In this section, student will learn evaluating logarithm.
The word logarithm was coined from two Greek words"logos" which means a ratio and "arithmos" means numbers.
Logarithms and exponents are closely related to each other. The inverse of these operations gives us two distinct operations viz. extracting roots and taking logarithms.

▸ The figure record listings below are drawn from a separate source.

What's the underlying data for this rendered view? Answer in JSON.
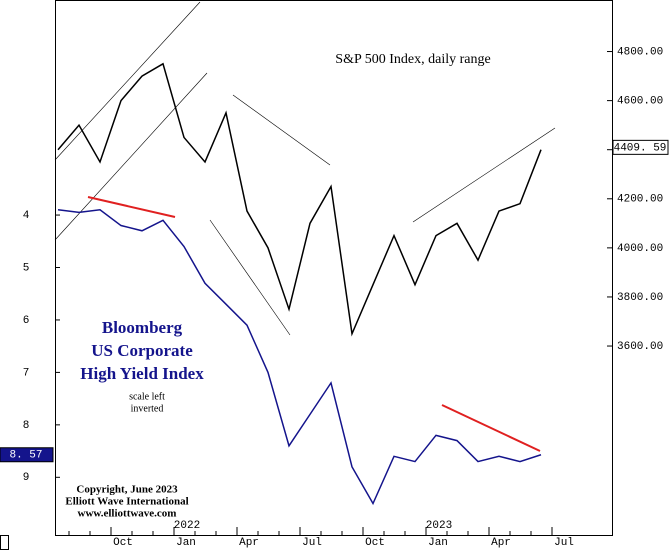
{
  "chart_data": {
    "type": "line",
    "title": "S&P 500 Index, daily range",
    "annotations": [
      "Bloomberg",
      "US Corporate",
      "High Yield Index",
      "scale left",
      "inverted",
      "Copyright, June 2023",
      "Elliott Wave International",
      "www.elliottwave.com"
    ],
    "categories": [
      null,
      null,
      null,
      "Oct",
      null,
      null,
      "Jan",
      null,
      null,
      "Apr",
      null,
      null,
      "Jul",
      null,
      null,
      "Oct",
      null,
      null,
      "Jan",
      null,
      null,
      "Apr",
      null,
      null,
      "Jul"
    ],
    "years": [
      null,
      null,
      null,
      null,
      null,
      null,
      "2022",
      null,
      null,
      null,
      null,
      null,
      null,
      null,
      null,
      null,
      null,
      null,
      "2023",
      null,
      null,
      null,
      null,
      null,
      null
    ],
    "series": [
      {
        "color": "#000000",
        "axis": "y2",
        "values": [
          4400,
          4500,
          4350,
          4600,
          4700,
          4750,
          4450,
          4350,
          4550,
          4150,
          4000,
          3750,
          4100,
          4250,
          3650,
          3850,
          4050,
          3850,
          4050,
          4100,
          3950,
          4150,
          4180,
          4400,
          null
        ],
        "last_value": 4409.59,
        "last_label": "4409. 59"
      },
      {
        "color": "#14148c",
        "axis": "y",
        "values": [
          3.9,
          3.95,
          3.9,
          4.2,
          4.3,
          4.1,
          4.6,
          5.3,
          5.7,
          6.1,
          7.0,
          8.4,
          7.8,
          7.2,
          8.8,
          9.5,
          8.6,
          8.7,
          8.2,
          8.3,
          8.7,
          8.6,
          8.7,
          8.57,
          null
        ],
        "last_value": 8.57,
        "last_label": "8. 57"
      }
    ],
    "ylim": [
      10.1,
      -0.1
    ],
    "yticks": [
      4,
      5,
      6,
      7,
      8,
      9
    ],
    "y2lim": [
      2830,
      5010
    ],
    "y2ticks": [
      {
        "value": 3600,
        "label": "3600.00"
      },
      {
        "value": 3800,
        "label": "3800.00"
      },
      {
        "value": 4000,
        "label": "4000.00"
      },
      {
        "value": 4200,
        "label": "4200.00"
      },
      {
        "value": 4400,
        "label": "4400.00"
      },
      {
        "value": 4600,
        "label": "4600.00"
      },
      {
        "value": 4800,
        "label": "4800.00"
      }
    ]
  }
}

a^{m} = b is exponential form.

It is read as mth power of 'a' is 'b'.
For each positive real number a, a≠ 1, the unique real number 'm' is called the logarithm of 'b' to the base 'a' or

log_{a}b = m if and only if a^{m} = b

'log' being the abbreviation of the word 'logarithm.

Properties of logarithm
1) log_{a}1 = 0 because a^{0}=1
2) log_{a}a = 1 because a^{1}=a
3) log_{a}a^{x} = x because a^{x} =a^{x}

Evaluating logarithm

1) log_{3}27 Solution : We know from definition that
log_{a}b = m, if and only if a^{m} = b, a > 0 and a≠1
Let m = log_{3}27
∴ 3^{m} = 27
3^{m} = 3^{3}
∴ m = 3
so, log_{3}27= 3

2) log_{2}√(32) Solution : We know from definition that
log_{a}b = m, if and only if a^{m} = b, a > 0 and a≠1
Let m = log_{2}√(32)
∴ 2^{m} = √(32)
2^{m} = (2^{5})^{1/2}
2^{m} = 2^{5/2}
∴ m = 5/2
so, log_{2}√(32)= 5/2